Complexity of improving human well-being and conserving biodiversity
Protecting biodiversity while simultaneously meeting the resource needs of a growing human population requires a better understanding of the spatiotemporal linkages between people and nature, as well as the underlying mechanisms (e.g., individual behaviors, global forces) that influence those linkages. This project will focus on a globally endangered, conservation flagship wildlife species in a global biodiversity hotspot to explore and explain complex human-environment dynamics. The four interrelated objectives are to:
- Design and implement a systems model of human-environment interactions that uses state-of-the-art agent-based approaches.

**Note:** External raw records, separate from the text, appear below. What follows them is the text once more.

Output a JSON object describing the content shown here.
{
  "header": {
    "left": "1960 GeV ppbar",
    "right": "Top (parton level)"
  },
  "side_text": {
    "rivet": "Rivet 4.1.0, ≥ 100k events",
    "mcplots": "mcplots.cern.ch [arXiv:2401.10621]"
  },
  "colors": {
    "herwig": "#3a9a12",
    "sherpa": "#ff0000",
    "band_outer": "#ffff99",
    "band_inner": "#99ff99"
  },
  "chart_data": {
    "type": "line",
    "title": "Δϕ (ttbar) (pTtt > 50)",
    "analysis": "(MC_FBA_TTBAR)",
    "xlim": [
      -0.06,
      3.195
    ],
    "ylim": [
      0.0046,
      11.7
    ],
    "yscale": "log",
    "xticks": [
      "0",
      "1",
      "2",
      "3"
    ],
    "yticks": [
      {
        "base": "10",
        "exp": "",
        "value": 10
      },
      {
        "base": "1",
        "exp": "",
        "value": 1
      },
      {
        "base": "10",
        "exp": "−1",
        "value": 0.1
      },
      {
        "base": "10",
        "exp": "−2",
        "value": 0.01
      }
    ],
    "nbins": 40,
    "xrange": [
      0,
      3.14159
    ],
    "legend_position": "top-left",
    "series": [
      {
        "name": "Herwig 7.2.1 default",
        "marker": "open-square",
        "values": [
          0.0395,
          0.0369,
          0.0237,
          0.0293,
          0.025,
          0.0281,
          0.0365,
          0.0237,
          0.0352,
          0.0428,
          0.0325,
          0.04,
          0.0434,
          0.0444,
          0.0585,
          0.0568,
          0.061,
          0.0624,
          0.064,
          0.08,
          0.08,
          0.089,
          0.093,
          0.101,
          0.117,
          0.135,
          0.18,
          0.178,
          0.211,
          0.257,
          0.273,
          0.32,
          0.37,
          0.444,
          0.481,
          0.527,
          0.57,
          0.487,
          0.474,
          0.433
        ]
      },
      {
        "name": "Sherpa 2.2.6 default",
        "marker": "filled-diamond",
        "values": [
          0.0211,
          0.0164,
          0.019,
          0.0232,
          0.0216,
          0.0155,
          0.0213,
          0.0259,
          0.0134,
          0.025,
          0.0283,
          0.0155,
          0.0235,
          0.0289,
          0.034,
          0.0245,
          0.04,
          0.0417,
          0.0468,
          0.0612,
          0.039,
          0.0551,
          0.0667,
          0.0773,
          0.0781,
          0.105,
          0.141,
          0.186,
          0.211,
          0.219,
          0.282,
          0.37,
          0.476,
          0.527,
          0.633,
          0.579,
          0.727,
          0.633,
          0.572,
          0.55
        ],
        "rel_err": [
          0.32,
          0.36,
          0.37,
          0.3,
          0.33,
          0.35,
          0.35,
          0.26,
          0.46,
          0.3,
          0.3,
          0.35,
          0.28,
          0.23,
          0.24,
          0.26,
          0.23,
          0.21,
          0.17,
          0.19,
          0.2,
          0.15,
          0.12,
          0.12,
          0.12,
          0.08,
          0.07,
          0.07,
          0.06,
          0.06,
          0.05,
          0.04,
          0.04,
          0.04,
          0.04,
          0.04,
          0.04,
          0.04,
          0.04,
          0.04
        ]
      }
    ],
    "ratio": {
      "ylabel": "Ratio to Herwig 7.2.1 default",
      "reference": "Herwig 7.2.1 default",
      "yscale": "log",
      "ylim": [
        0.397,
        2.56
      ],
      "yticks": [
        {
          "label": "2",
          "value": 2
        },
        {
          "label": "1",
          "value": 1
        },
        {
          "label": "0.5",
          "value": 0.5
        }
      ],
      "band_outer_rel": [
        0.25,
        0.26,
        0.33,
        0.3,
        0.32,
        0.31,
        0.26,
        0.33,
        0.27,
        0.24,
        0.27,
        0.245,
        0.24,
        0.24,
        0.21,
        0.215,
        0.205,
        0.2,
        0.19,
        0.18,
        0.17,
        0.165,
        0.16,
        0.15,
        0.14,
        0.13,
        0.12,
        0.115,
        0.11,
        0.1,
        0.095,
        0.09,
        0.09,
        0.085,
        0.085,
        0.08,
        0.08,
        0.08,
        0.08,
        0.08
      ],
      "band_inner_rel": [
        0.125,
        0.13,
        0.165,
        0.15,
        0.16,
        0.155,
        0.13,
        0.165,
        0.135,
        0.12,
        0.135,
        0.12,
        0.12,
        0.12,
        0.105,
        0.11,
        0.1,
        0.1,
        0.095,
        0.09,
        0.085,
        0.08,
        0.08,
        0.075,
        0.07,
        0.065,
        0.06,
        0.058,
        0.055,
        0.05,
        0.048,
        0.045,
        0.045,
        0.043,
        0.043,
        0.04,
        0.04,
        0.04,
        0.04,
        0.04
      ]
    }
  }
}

- Create new methodologies to empirically calibrate and validate model behavior based on synthesized datasets from disparate disciplines (e.g., data on wildlife occurrence, human attitudes, natural resource consumption, and forest dynamics).
- Assess the impacts of different socioeconomic and climate change scenarios on future system dynamics.
- Examine future socioeconomic and ecological impacts of different conservation policy scenarios (e.g., payments for ecosystem services).
The project will explore substantive questions such as:
- To what extent do emergent properties (e.g., feedbacks, non-linearities, thresholds) shape human-environment dynamics?
- Which interactions or group of interactions have the largest effect(s) on system stability and resilience?
- Do some conservation policy scenarios lead to counter-productive outcomes?
- What conservation policy scenario best reaches wildlife conservation targets and supports livelihoods?
The innovative systems approach to data analysis and integration proposed in this research will advance socio-environmental systems science, and help inform decision making in regions around the world (i.e., those similar to the focal site) where the social, environmental, and institutional contexts are rapidly changing.